Inputting the images to your agents is quite simple and follows the same logic as text with a few minor differences. There are currently three ways to supply an agent with an image:

  1. Path to a local image file
  2. Path to a public image online
  3. Byte64 encoded data of an image.

Below you can find all three methods in play. Simply provide the attachment variable to your UserMessage.

attachment accetable values

The attachment can be a str or a list[str]

message_history = rt.llm.MessageHistory(
    [
        rt.llm.UserMessage(
            content="What is the image below showing?",
            attachment="https://cdn.britannica.com/39/226539-050-D21D7721/Portrait-of-a-cat-with-whiskers-visible.jpg",
        )
    ]
)
message_history = rt.llm.MessageHistory(
    [
        rt.llm.UserMessage(
            content="What is the image below showing?",
            # attachment="path/to/local/image.jpg", # Uncomment and provide a valid local file path
        )
    ]
)
import base64

# 1. Read and encode image
with open("random.png", "rb") as f:
    img_bytes = f.read()
    img_b64 = base64.b64encode(img_bytes).decode("utf-8")

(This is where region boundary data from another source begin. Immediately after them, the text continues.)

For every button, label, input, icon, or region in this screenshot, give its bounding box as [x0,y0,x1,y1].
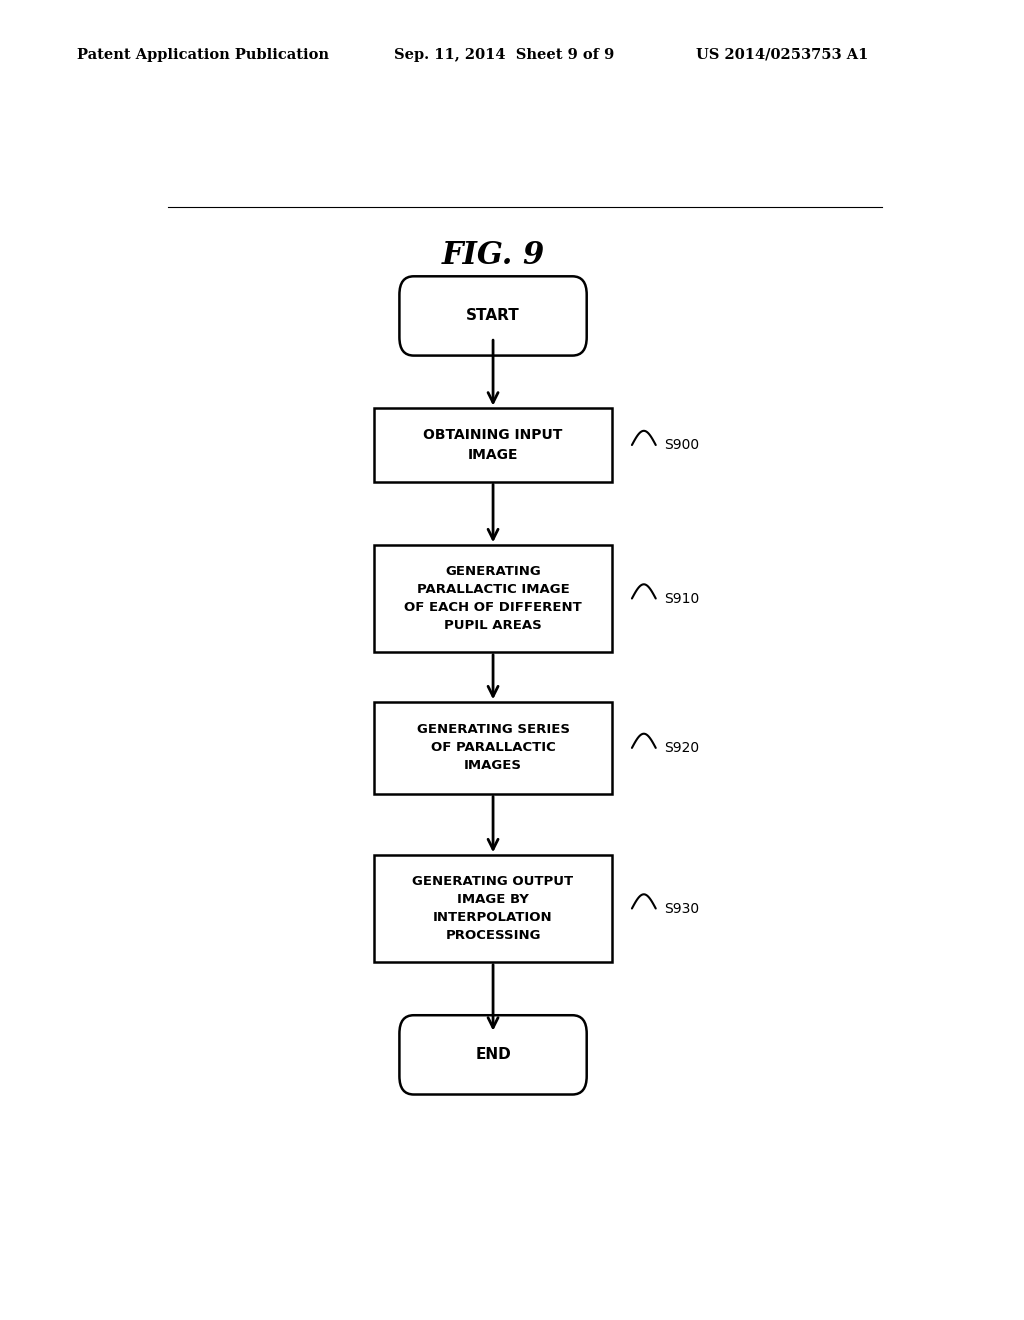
Bar [374,855,612,962]
Text: Patent Application Publication: Patent Application Publication [77,48,329,62]
Bar [374,545,612,652]
Text: S930: S930 [664,902,698,916]
Bar [374,408,612,482]
Text: S920: S920 [664,741,698,755]
FancyBboxPatch shape [399,276,587,355]
Text: S910: S910 [664,591,699,606]
Text: GENERATING OUTPUT
IMAGE BY
INTERPOLATION
PROCESSING: GENERATING OUTPUT IMAGE BY INTERPOLATION… [413,875,573,942]
Text: GENERATING
PARALLACTIC IMAGE
OF EACH OF DIFFERENT
PUPIL AREAS: GENERATING PARALLACTIC IMAGE OF EACH OF … [404,565,582,632]
Text: END: END [475,1047,511,1063]
Bar [374,702,612,793]
Text: OBTAINING INPUT
IMAGE: OBTAINING INPUT IMAGE [423,428,563,462]
Text: S900: S900 [664,438,698,451]
Text: US 2014/0253753 A1: US 2014/0253753 A1 [696,48,868,62]
Text: GENERATING SERIES
OF PARALLACTIC
IMAGES: GENERATING SERIES OF PARALLACTIC IMAGES [417,723,569,772]
FancyBboxPatch shape [399,1015,587,1094]
Text: START: START [466,309,520,323]
Text: Sep. 11, 2014  Sheet 9 of 9: Sep. 11, 2014 Sheet 9 of 9 [394,48,614,62]
Text: FIG. 9: FIG. 9 [441,240,545,271]
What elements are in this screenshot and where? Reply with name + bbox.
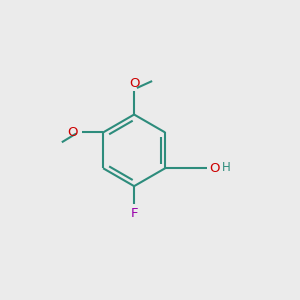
Text: F: F bbox=[130, 207, 138, 220]
Text: O: O bbox=[67, 126, 78, 139]
Text: O: O bbox=[129, 77, 140, 90]
Text: O: O bbox=[209, 162, 220, 175]
Text: H: H bbox=[222, 161, 230, 174]
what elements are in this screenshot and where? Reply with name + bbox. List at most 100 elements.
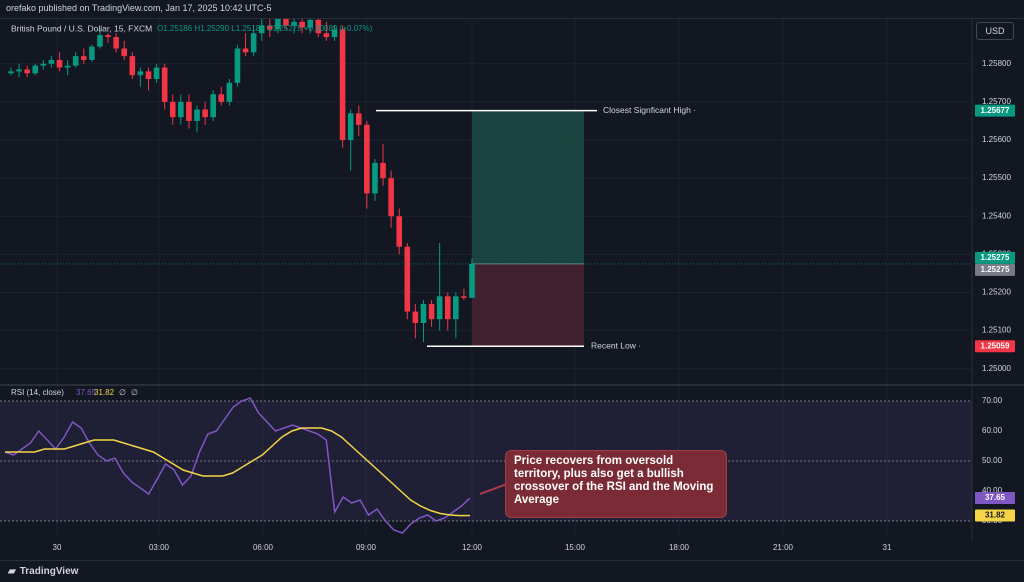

# 2. Create message history with attachment
message_history = rt.llm.MessageHistory([
    rt.llm.UserMessage(
        content="What is the image below showing?",
        attachment=img_b64
    )
])
message_history = rt.llm.MessageHistory(
    [
        rt.llm.UserMessage(
            content="What is the image below showing?",
            attachment=[
                "https://cdn.britannica.com/39/226539-050-D21D7721/Portrait-of-a-cat-with-whiskers-visible.jpg",
                ""
                ],
        )
    ]
)

The rest of the invocation (tool_calling, structured_output, etc) will remain the same.

File Types

Supported file types will correspond to the file types supported by the underlying LLM used.

Image Output

We're currently not natively supporting outputing images. You can however wrap any image generation logic within a tool and provide your agent with that tool's specifications to achieve this behaviour.